Against the Lions, the San Francisco offensive line acquitted themselves well, allowing only two pressures over the game - one each for Mike McGlinchey and Dan Brunskill on the right side - but let us not forget this was against the Detroit Lions.
McGlinchey and Brunskill were downright liabilities in this phase of the game in 2020, and the Eagles will be their first real test in pass protection. If they flounder when squaring off with the superior level of talent, anything is on the table for Sunday.
2 - INJURIES ON DEFENSE
Surprising to no 49er fans anywhere, it only took one game for the defense to get pretty dinged up. Jason Verrett, the best cornerback on the roster, went down late in the 4th quarter with a torn ACL, and will miss the remainder of the season, leaving a pretty big hole on the depth chart at what had already been the thinnest position group.
How thin? Well, Verrett was starting across from a rookie selected in the fifth round because Emmanuel Moseley, the other presumptive starter, has been dealing with a knee injury of his own. Reports indicate that Moseley returned to practice as of Friday, but is listed as doubtful on the injury report.
Meanwhile, Dre Greenlaw, the starting Will LB, tweaked a groin that required surgery, sidelining him for four to six weeks. This weakens what had been a strong point on the defense, considering Marcell Harris, another depth piece, is dealing with an oblique issue.
Perhaps, there’s no bigger question mark than the 6’5” 320 pound Javon Kinlaw, literally. Last year’s first round pick sat out against the Lions with knee tendinitis, which seems to be an issue that flares at the exact worst times.
His physically-imposing presence was missed dearly, as the Lions took advantage of his vacated spot in the middle for big chunk gains on the ground. Something the Eagles would love to emulate. He’s listed as questionable as of Friday.
3 - CONTAINING MOBILE QUARTERBACKS
The San Francisco defense was constructed with one goal: Getting to the QB. Much like the Eagles, the idea is to achieve that with the defensive line, and it is, by far, the deepest, and most talented group on that side of the ball for the 49ers.
To accentuate that aim, the team converted to a Wide 9 alignment before the 2019 season, which led to phenomenal results, like a Super Bowl appearance. The theory behind the scheme is to, as the name suggests, line your defensive ends out wider than usual.

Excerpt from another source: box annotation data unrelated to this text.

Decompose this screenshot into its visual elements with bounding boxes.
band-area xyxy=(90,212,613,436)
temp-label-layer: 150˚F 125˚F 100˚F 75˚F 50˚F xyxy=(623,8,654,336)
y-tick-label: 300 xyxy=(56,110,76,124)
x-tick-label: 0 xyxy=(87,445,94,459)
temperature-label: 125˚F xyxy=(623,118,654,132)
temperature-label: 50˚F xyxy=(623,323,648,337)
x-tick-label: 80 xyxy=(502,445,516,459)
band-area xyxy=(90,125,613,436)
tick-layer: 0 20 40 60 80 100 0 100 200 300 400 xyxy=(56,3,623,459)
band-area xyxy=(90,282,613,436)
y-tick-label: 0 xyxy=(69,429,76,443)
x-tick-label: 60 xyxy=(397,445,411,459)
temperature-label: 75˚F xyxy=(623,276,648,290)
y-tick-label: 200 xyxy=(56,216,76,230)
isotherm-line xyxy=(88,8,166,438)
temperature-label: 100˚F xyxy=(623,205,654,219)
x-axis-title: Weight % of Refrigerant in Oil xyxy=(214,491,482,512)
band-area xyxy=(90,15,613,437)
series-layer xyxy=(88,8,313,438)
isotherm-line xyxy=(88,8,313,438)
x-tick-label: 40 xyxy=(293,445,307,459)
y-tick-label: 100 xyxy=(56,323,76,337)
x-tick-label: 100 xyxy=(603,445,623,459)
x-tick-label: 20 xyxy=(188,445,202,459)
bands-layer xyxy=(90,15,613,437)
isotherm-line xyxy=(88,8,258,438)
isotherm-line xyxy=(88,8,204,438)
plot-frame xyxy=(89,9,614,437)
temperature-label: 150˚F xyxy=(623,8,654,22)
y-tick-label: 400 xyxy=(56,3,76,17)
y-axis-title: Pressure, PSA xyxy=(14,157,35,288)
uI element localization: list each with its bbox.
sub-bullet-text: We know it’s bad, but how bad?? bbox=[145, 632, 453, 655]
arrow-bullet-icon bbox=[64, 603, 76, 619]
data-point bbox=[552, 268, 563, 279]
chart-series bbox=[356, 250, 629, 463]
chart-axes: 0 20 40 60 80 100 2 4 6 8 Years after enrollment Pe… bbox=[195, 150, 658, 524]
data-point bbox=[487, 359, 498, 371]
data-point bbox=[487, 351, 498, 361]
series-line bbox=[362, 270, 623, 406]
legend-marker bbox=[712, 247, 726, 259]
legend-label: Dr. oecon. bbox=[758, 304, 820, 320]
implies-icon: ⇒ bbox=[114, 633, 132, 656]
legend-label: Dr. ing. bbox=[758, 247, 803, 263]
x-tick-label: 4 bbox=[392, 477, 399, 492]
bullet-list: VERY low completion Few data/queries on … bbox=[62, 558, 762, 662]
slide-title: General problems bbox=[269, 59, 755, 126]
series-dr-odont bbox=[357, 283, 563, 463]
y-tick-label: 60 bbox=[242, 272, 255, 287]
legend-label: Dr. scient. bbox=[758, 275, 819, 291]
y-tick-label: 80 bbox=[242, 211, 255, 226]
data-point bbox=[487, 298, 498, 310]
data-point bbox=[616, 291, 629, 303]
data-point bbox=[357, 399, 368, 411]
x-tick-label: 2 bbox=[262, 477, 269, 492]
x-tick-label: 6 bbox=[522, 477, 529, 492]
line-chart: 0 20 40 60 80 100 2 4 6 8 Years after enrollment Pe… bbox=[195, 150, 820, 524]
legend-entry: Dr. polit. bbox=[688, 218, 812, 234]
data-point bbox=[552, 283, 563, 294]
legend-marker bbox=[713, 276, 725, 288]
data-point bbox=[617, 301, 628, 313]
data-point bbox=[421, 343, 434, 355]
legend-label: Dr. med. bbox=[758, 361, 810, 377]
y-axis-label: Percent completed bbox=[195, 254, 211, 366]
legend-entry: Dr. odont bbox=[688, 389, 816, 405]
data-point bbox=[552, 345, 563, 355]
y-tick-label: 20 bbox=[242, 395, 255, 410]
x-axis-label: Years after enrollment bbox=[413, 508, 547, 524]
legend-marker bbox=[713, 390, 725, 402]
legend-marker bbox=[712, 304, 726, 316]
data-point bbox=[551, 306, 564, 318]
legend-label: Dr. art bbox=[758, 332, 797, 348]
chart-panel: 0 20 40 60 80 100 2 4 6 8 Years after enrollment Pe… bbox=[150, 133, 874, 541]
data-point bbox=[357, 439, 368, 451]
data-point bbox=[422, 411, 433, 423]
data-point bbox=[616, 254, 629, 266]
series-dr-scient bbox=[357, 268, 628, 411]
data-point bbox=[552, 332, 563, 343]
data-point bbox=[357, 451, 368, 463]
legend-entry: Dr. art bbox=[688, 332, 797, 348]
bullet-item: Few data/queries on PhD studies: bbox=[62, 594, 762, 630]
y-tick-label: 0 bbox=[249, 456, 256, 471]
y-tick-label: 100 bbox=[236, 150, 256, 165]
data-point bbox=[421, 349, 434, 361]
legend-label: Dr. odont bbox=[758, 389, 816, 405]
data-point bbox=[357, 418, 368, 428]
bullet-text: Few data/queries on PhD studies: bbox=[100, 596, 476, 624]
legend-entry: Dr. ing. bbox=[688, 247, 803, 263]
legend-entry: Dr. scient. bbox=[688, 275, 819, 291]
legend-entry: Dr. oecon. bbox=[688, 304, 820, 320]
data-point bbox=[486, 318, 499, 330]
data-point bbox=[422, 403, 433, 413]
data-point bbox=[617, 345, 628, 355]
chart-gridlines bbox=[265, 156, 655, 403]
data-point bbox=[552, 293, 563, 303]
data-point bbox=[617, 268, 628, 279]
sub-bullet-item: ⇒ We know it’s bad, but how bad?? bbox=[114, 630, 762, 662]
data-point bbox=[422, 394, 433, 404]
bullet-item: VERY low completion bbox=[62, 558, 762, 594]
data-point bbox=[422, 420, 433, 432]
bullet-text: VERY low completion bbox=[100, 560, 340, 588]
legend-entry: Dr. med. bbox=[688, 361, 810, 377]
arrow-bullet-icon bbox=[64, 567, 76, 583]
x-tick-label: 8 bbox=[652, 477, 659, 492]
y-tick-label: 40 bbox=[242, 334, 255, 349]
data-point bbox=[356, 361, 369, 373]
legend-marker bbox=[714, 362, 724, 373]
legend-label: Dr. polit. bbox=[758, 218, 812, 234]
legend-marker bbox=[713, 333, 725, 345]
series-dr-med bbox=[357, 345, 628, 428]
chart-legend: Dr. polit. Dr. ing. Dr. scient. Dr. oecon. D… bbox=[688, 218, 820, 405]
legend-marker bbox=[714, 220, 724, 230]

This starting position gives them a better angle and a few extra yards to build up momentum to create pressure and sacks. However, it’s greatest benefit has proven to be its Achilles’ Heal when facing mobile signal callers.
The overtly-aggressive style can leave wide open running lanes, if defensive ends over pursue their rush up the field. Over the last two seasons, the defense has faced quarterbacks who average twenty rushing yards a game on fourteen occasions, and they’ve allowed an average of nearly fifty rushing yards per game.
Don’t expect this trend to just stop cold, especially when facing Jalen Hurts, who just last week ran wild on the Falcons. If the Niners fall into the same traps as before you can expect Hurts to make this one hurt. Sorry, couldn’t help myself.